My img tag pathnames are all relative. If you are trying to make this example work locally on your machine change the pathnames to

http://pics.cssrule.com/pics/pinkpoison/imagegrid_files/a11.jpg   (and so on)

The pound signs should also be changed into valid URL's of your choice.

Click here to see the CSS for this exercise.


10 comments:

rumblepup said...

Beautiful effect, and a great tutorial. A download of the demo would be cool too.

Anonymous said...

Works like a charm, but can you also do this with div elements instead of a list?

CSSRule said...

If you have existing markup that you do not want to change, you could do it with a series of div's. Div's and li's are both block level elements, so change the selectors to target the div's instead of the li's and it should work.

Anonymous said...

Thanks for a good tutorial. I would like to make an image grid like this, with 4 images per row (200px images inside 800px container), but the first image of the series being twice the size of the rest (400px), then have the following images populate the empty space next to the image.

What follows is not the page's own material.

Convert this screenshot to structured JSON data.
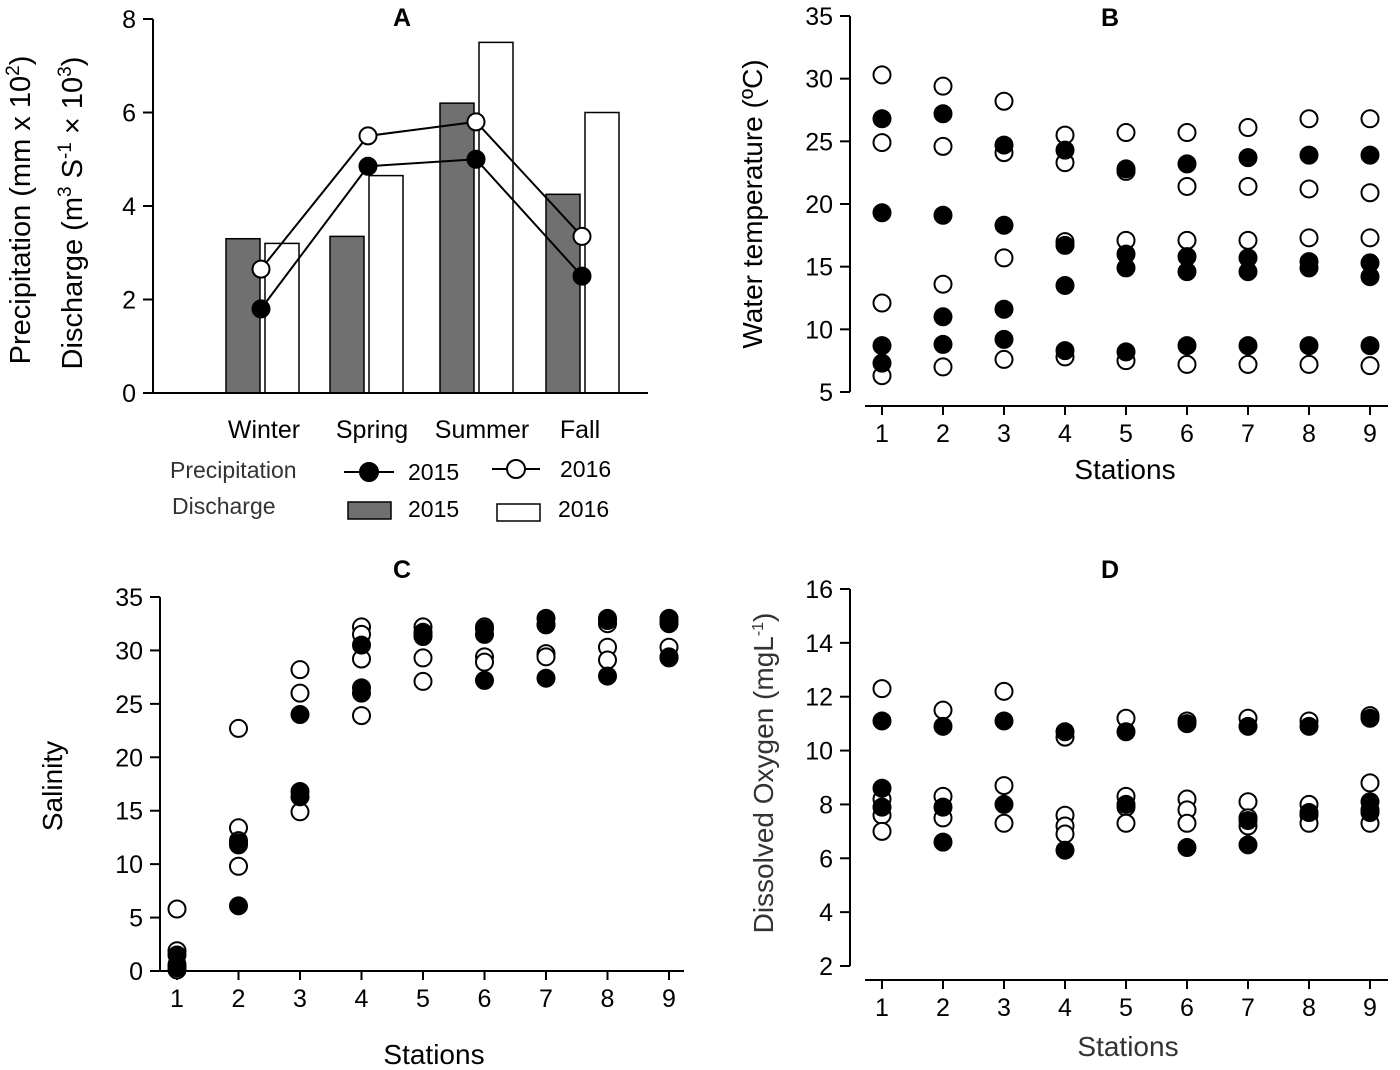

I guess this practically means two different li IDs inside the ul. I'm just not sure how to do it. Any tips on how to do this?

CSSRule said...

Here's a new post that shows how to construct an image grid by floating different sized elements. Good luck :)

Unknown said...

this one is pretty cool: http://codecanyon.net/item/auto-grid-responsive-gallery/3864088 I strongly recommend it!

Anonymous said...

Great Tutorial. Would have made more sense with the HTML at the beginning though.

ash said...

Any hint for how to add another image to each of the rows in the grid? i'm new and i want 4 across but can't seem to make it work. I've been working on it ALL day and yours is the first image grid I can make work properly, but it just needs one more on each row.

Thanks!

CSSRule said...

Re: HTML at the beginning
Thank you for your comment and suggestion. I updated the post with an advance link to the markup.

CSSRule said...

Hi Ash, It's very easy. Everything's based on the total width. In this example the width is 465 pixels. If I wanted another column, I'd increase the width by 155 making it 620 pixels which would add enough space for one image width (129), left plus right padding (14), left plus right margin (10) and two pixels for the border. That's the CSS change.

For each new image, you are going to add a new li element to the markup meaning your HTML. These li's are part of your ul#grid element.

Try it first on the interactive version of the example. Bring up Firebug and increase ul width to 620 just to see what it'll do. You'll see that the first image in the second row will float up to the first row giving you a fourth column.